Lessons from Celtics-Hornets: this cannot happen

Luke Kornet +26.

That’s the only one stat you need to know to understand how positively pitiful that loss was for the Celtics. I could talk about how four Celtics starters combined for 3-25 from beyond the arc, how Jrue Holiday turned the ball over seven times, or how the Celtics shot a prehistoric 64 percent from the free-throw line. But that just doesn’t do this loss justice.

On the other hand, Kornet serving up a team-high in plus/minus in a game they lost by three hits like a fresh cup of curdled milk on Christmas morning. Kornet was subbed out for Jaylen Brown with 6:38 left in the fourth quarter, and did not reenter the game. At that point, the Celtics were up by eight.

And from that moment on, the Celtics executed a generationally pitiful attempt to close out the game, torpedoing the crunch-time five’s plus/minus numbers as LaMelo Ball cashed bucket after bucket to hand the Celtics by far their worst loss of the year.

Please direct any and all excuses to the excuses box, because I’m not going to sit here and sugarcoat it. The Celtics made every mistake in the book, and dusted off their tried-and-true methods of losing games. Three-point shooting? Terrible. Turnovers? You know it. Horrific decision-making? Book it.

Oh, sorry. Was it the final game of a road trip, second night of a back-to-back, without Derrick White or Al Horford? Was it, per chance, a trap game? Nope, not today. File all that away in the excuse box, which will be thrown into the ocean along with this game following a 24-hour grace period.

Because an excuse is not the same thing as a permission. Sure, all of that explains why the Celtics lost, but under no circumstances does that make the complete buffoonery that lost this game okay.

I can tell you exactly when I said the words “we are going to lose this game” to the four friends that were watching this train-wreck-in-slow-motion alongside me. It was with 1:10 left in the fourth quarter, when Jaylen Brown was forced into a heavily contested three at the end of the shot clock, with the Celtics nursing a four-point lead.

This abomination of a possession saw four counts of hoping someone else bailed them out. I felt like I was watching the 2021 NBA Finals, because suddenly I saw five green jerseys terrified to shoot the basketball.

Despite 45 points from Jayson Tatum—who continues to average over 40 points per game against the Hornets—the rest of the squad was completely unable to get into their game. Save for Payton Pritchard, who managed season-highs in scoring and triples, here’s the laundry list of failure from Monday night.

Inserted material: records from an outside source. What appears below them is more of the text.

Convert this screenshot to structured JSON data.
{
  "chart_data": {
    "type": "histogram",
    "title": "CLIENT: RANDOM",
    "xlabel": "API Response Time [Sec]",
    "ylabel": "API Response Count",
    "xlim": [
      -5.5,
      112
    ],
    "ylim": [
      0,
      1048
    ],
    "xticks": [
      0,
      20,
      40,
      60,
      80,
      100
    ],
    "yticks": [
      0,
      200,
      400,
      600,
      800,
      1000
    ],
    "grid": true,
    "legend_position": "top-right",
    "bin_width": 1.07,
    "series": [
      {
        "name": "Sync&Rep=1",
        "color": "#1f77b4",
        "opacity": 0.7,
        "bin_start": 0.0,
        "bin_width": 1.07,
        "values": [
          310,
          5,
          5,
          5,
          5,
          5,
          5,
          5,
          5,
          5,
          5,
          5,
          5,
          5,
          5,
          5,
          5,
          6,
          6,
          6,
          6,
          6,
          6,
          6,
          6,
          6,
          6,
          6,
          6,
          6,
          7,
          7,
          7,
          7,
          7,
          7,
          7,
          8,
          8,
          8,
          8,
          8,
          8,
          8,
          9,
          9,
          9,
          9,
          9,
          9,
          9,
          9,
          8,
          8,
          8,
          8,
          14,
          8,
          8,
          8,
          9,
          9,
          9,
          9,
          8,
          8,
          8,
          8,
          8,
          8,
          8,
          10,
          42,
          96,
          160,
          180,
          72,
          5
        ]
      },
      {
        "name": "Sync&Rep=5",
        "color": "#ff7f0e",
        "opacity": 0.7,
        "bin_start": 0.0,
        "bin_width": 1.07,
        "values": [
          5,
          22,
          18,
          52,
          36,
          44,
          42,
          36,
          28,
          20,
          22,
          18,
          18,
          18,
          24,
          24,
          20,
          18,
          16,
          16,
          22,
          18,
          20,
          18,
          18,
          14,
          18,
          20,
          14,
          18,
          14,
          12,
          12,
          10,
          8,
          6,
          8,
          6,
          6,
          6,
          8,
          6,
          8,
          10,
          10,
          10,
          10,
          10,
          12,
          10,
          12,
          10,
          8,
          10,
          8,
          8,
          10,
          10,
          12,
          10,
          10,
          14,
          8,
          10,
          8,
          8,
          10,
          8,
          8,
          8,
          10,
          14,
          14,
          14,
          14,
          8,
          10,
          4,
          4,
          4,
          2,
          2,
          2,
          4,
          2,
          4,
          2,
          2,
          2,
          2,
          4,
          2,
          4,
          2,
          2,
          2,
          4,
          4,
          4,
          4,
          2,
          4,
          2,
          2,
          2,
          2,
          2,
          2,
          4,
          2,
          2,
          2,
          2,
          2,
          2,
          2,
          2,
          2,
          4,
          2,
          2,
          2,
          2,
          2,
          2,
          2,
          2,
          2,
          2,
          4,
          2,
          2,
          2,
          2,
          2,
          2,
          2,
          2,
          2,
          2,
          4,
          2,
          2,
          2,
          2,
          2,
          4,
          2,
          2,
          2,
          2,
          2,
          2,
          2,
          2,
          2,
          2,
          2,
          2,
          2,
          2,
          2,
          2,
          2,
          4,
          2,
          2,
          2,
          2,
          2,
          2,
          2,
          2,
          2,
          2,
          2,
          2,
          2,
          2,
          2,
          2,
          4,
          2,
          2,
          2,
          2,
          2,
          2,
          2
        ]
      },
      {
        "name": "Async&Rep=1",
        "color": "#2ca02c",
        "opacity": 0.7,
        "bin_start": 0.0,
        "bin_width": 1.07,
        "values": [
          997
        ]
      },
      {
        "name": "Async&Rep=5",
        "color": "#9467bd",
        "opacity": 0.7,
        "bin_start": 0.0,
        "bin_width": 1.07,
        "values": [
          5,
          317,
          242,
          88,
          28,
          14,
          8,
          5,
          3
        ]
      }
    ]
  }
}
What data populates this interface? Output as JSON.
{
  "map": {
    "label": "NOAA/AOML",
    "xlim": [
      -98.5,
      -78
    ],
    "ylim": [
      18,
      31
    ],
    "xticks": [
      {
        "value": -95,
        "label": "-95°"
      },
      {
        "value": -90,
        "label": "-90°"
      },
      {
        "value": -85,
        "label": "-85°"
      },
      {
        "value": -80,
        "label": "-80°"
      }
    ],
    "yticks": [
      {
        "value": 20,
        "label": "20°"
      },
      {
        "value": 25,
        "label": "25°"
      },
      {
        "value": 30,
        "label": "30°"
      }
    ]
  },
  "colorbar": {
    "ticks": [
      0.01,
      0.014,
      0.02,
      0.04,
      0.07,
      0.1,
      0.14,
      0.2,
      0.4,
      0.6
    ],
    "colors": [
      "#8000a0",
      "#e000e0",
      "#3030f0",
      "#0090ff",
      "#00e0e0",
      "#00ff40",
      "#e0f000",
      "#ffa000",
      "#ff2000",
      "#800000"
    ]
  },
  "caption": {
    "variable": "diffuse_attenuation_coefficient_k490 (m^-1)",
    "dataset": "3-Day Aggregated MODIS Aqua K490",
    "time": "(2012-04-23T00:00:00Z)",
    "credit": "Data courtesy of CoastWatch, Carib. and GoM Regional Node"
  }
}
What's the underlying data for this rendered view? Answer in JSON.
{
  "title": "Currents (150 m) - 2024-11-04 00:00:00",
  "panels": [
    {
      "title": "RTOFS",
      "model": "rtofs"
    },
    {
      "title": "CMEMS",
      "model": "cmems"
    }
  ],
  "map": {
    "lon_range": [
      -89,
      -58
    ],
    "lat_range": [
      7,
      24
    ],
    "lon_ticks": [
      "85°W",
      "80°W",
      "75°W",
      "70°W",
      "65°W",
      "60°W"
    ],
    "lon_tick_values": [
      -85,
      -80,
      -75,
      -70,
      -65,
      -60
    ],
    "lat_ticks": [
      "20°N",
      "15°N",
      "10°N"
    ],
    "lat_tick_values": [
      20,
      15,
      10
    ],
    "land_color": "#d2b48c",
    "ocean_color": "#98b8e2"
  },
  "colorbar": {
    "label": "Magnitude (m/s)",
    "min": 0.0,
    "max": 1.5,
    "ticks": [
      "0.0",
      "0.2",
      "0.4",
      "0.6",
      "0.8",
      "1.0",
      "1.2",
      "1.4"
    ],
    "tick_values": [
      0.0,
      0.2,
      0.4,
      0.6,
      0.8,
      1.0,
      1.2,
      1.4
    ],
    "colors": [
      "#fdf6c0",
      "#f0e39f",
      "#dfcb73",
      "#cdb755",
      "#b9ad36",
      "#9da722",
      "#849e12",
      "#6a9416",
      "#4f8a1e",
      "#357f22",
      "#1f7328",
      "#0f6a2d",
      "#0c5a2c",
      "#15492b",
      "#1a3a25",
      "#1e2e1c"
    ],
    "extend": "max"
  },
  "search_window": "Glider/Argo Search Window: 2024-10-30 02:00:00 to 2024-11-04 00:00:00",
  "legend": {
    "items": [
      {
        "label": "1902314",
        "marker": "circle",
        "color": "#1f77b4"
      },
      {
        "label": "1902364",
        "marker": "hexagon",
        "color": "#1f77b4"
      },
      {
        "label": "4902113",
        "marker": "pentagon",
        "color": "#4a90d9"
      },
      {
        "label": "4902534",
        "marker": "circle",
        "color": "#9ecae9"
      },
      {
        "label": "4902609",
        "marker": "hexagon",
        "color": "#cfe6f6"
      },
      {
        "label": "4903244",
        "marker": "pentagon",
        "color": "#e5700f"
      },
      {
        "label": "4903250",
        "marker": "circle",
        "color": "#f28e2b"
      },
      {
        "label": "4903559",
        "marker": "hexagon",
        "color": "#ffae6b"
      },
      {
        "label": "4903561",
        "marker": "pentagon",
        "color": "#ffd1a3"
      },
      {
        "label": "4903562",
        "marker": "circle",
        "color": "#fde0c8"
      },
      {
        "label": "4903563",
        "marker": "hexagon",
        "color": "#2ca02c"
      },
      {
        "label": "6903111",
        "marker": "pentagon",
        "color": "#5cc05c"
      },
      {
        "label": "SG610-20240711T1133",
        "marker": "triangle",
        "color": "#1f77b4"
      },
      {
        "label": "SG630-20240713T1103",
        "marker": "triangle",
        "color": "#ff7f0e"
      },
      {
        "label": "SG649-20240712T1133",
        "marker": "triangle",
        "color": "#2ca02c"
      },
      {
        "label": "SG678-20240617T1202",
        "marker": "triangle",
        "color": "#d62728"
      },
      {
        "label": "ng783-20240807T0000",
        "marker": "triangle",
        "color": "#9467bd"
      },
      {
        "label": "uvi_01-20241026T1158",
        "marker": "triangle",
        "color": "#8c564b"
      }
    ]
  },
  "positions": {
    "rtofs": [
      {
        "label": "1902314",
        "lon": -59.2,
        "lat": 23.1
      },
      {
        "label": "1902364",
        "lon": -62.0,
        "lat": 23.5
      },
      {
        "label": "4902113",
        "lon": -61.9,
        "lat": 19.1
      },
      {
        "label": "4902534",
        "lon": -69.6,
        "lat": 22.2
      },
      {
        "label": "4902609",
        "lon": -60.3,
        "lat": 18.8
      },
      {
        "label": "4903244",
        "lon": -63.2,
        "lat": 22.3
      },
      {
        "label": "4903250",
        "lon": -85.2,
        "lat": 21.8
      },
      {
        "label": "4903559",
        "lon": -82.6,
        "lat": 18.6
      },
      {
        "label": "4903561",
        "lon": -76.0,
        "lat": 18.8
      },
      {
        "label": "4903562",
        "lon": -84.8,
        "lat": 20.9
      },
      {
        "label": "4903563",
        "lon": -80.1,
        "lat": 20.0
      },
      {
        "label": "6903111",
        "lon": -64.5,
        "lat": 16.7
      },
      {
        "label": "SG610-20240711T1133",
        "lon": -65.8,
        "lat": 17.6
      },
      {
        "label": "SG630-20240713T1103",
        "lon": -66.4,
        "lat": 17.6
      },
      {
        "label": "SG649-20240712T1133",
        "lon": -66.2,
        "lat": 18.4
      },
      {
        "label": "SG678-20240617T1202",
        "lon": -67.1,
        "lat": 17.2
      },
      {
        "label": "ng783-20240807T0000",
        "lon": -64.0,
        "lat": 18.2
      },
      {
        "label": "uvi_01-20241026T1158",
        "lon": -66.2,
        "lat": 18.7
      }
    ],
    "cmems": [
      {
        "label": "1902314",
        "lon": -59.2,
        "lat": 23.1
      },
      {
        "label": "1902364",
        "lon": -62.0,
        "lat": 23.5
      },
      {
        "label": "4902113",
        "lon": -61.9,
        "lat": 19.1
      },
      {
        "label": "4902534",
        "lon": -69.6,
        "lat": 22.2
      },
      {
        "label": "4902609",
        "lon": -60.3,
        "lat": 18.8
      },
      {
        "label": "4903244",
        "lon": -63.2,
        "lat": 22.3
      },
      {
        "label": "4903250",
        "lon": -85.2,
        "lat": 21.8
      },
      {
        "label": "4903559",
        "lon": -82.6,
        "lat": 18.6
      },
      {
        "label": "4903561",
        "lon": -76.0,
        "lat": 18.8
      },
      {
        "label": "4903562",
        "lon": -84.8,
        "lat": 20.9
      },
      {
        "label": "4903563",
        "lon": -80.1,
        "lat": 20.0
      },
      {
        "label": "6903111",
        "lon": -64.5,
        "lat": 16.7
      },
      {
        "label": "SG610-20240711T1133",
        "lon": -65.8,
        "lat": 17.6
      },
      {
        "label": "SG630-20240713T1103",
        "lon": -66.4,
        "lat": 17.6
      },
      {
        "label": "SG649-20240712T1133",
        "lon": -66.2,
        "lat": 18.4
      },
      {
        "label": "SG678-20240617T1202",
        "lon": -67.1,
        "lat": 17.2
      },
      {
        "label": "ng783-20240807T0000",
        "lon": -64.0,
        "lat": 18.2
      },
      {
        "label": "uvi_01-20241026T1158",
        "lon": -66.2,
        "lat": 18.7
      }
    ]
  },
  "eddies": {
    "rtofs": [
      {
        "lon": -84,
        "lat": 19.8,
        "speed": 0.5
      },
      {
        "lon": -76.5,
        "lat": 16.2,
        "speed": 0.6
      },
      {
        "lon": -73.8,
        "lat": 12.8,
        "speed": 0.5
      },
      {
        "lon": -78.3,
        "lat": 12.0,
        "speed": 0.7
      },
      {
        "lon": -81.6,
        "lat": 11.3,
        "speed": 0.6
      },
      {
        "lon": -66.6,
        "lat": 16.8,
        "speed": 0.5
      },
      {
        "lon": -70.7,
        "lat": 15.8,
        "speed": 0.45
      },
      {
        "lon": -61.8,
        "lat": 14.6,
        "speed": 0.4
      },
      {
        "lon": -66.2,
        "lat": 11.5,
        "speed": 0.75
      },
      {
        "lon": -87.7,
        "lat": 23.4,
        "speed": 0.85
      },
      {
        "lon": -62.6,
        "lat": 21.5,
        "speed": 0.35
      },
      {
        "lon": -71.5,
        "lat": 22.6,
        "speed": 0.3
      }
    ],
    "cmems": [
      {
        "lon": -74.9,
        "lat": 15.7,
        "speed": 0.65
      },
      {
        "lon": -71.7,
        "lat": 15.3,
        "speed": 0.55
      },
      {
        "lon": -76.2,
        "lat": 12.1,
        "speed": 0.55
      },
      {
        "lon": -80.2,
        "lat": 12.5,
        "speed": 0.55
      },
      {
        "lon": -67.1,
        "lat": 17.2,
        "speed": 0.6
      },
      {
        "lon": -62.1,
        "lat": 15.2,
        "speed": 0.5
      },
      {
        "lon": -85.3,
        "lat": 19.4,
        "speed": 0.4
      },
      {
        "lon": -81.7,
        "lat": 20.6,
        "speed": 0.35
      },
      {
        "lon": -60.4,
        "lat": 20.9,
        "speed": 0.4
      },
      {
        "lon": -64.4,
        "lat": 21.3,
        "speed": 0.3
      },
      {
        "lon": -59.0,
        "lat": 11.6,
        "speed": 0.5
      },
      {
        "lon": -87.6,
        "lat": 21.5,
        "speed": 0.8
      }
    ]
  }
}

Sam Hauser, who started in place of White and came into tonight leading the NBA in three-point percentage, managed to make just one of his nine attempts. Kristaps Porzingis was passable but missed way too many shots in the fourth quarter and OT, and Jrue Holiday made some of the worst decisions imaginable in several key spots.

Meanwhile, Jaylen Brown traded ball and man movement for tunnel vision and bricks. He looked like he was playing football half the time, forcing the issue in the lane with varying degrees of success. Brown didn’t have it all night, but I’m hesitant or really blame him for taking what were often good shots.

It’s one thing for me, a spectator, to say he “didn’t have it,” when he probably felt quite differently in the moment. At the end of the day, you live and die with your best players taking shots. What I don’t want to live and die with is stuff like this:

I can’t overstate how devastating these missed free throws were. Holiday had a chance to ice the game and go up by four when the Celtics were staring down crack-shot LaMelo Ball who was unable to miss. Instead, the Celtics messed around with a two-point lead and found out.

Deep breaths.

Look, it’s the 13th game of the regular season, so I’d usually have a bit more chill than this coming off a pretty explainable loss. Sure, maybe last season I could take an end-of-road-trip loss to the Hornets on the chin. But not this year.

I am an emotional person, largely incapable of a rational reaction when the Celtics blow a game, however meaningless. Closing games is a skill, and not one that can be messed around with. LaMelo Ball should not be the best player on the floor down the stretch, and the Celtics must be more professional and surgical than that.

My expectations for the season are such that this kind of thing is not going to fly. Apologies for the drama.